Starbucks Might Start Serving Alcohol At Select Locations In The Bay Area, So Get Ready To Get Your 'Starbucks Evenings' On
Big news, Northern California Starbucks enthusiasts: Starbucks might be serving alcohol at some Bay Area locations soon. Coffee is great and all, but sometimes you just want to kick back with a glass of wine, you know? I'll admit that I'm not totally sure why one would choose kicking back with a glass of wine at Starbucks over kicking back with a glass of wine at your favorite wine bar… but that's OK. Post-work happy hour comes in many forms, after all.
According to Mercury News, Starbucks has applied for liquor licenses for 15 Bay Area locations. If the licenses are granted, these locations will join the 37 (by my count, at least) other Sbux spots that currently participate in the “Starbucks Evenings” program — a sort of evening-long happy hour during which, from 4 PM onward, participating locations serve wine, beer, and a fancy-schmancy small plates menu in addition to the coffee chain's usual offerings.
Not going to lie, guys — from what I can see from the Starbucks website, that small plates menu looks pretty tasty. I mean, Starbucks isn't usually the first place I go when I want food — for me, it usually falls under the “I desperately need a sandwich and this is the only thing around” umbrella — but bacon-wrapped dates with balsamic glaze? Artichoke and goat cheese flatbread? Truffle mac and cheese? I think I speak for many of us when I say, sold!
The Starbucks Evening program, by the way, isn't new; we first got wind of its beginnings in 2012. The idea even predates that particular tidbit, though: According to The Street, there's even one location in Portland, OR that's been serving booze since 2011 (for the curious, it's the one outside the ground floor exit of Powell's City of Books in the Pearl District. All of that means nothing to me, but I assume Portland residents will understand) — and in 2010, the chain began testing wine and beer at a Seattle location (the one on Olive Way. Again, this means nothing to me, but it probably means something to folks who actually live in Seattle). Over the years, some 37 locations in the U.S. have joined the program, mostly in metropolitan areas: Chicago, LA, Atlanta, Washington, D.C., and Orlando, in addition to Seattle and Portland.
So how do residents of San Francisco and the Bay Area feel about Starbucks Evenings coming to their neck of the woods? As you might expect, it's a bit of a mixed bag. One resident, Christine La Monaca, told KTVU, “I think being open later and having a small drink menu would be good"; however, another — Michael Tardiff — said, “There are so many other great areas to… get happy hour and stuff in San Francisco, so no, it probably wouldn't be my first place.” One person speaking to Mercury News brought up my own thoughts on the matter: Said Maria Sanches, “It seems kind of weird. I've always seen [Starbucks] as a coffee place, so I don't know how that's going to work out. For a glass of wine I would probably go to some other place.”

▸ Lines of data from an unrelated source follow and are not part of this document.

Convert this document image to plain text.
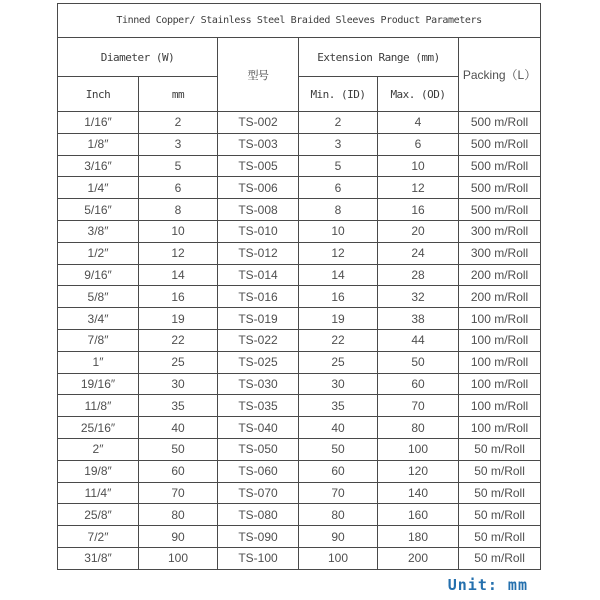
Tinned Copper/ Stainless Steel Braided Sleeves Product Parameters					
Diameter (W)		型号	Extension Range (mm)		Packing（L）
Inch	mm		Min. (ID)	Max. (OD)	
1/16″	2	TS-002	2	4	500 m/Roll
1/8″	3	TS-003	3	6	500 m/Roll
3/16″	5	TS-005	5	10	500 m/Roll
1/4″	6	TS-006	6	12	500 m/Roll
5/16″	8	TS-008	8	16	500 m/Roll
3/8″	10	TS-010	10	20	300 m/Roll
1/2″	12	TS-012	12	24	300 m/Roll
9/16″	14	TS-014	14	28	200 m/Roll
5/8″	16	TS-016	16	32	200 m/Roll
3/4″	19	TS-019	19	38	100 m/Roll
7/8″	22	TS-022	22	44	100 m/Roll
1″	25	TS-025	25	50	100 m/Roll
19/16″	30	TS-030	30	60	100 m/Roll
11/8″	35	TS-035	35	70	100 m/Roll
25/16″	40	TS-040	40	80	100 m/Roll
2″	50	TS-050	50	100	50 m/Roll
19/8″	60	TS-060	60	120	50 m/Roll
11/4″	70	TS-070	70	140	50 m/Roll
25/8″	80	TS-080	80	160	50 m/Roll
7/2″	90	TS-090	90	180	50 m/Roll
31/8″	100	TS-100	100	200	50 m/Roll
Unit: mm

At the same time, though, it makes a certain amount of sense. We've probably all arranged to meet a friend for coffee after work at Starbucks at some point in our adult lives; it's easy, it's convenient, and they're everywhere. You can still get everything on the regular Starbucks menu once 4 PM rolls around, so look at it as a neat addition — if you thought you wanted coffee, but decide that you'd really like a glass of wine instead, you don't have to go through the bother of finding a new spot to meet. And with places like Chipotle and Taco Bell serving alcohol (or rather, almost serving alcohol, in Taco Bell's case), I wonder if maybe fast food and fast casual places with booze might not be the way of the future.
In any event, though, Starbucks still has to jump over the hurdle of actually getting those liquor licenses approved before it can start serving alcohol in the Bay Area; as such, you may not want to get too excited just yet. Still, though — it could be fun, no?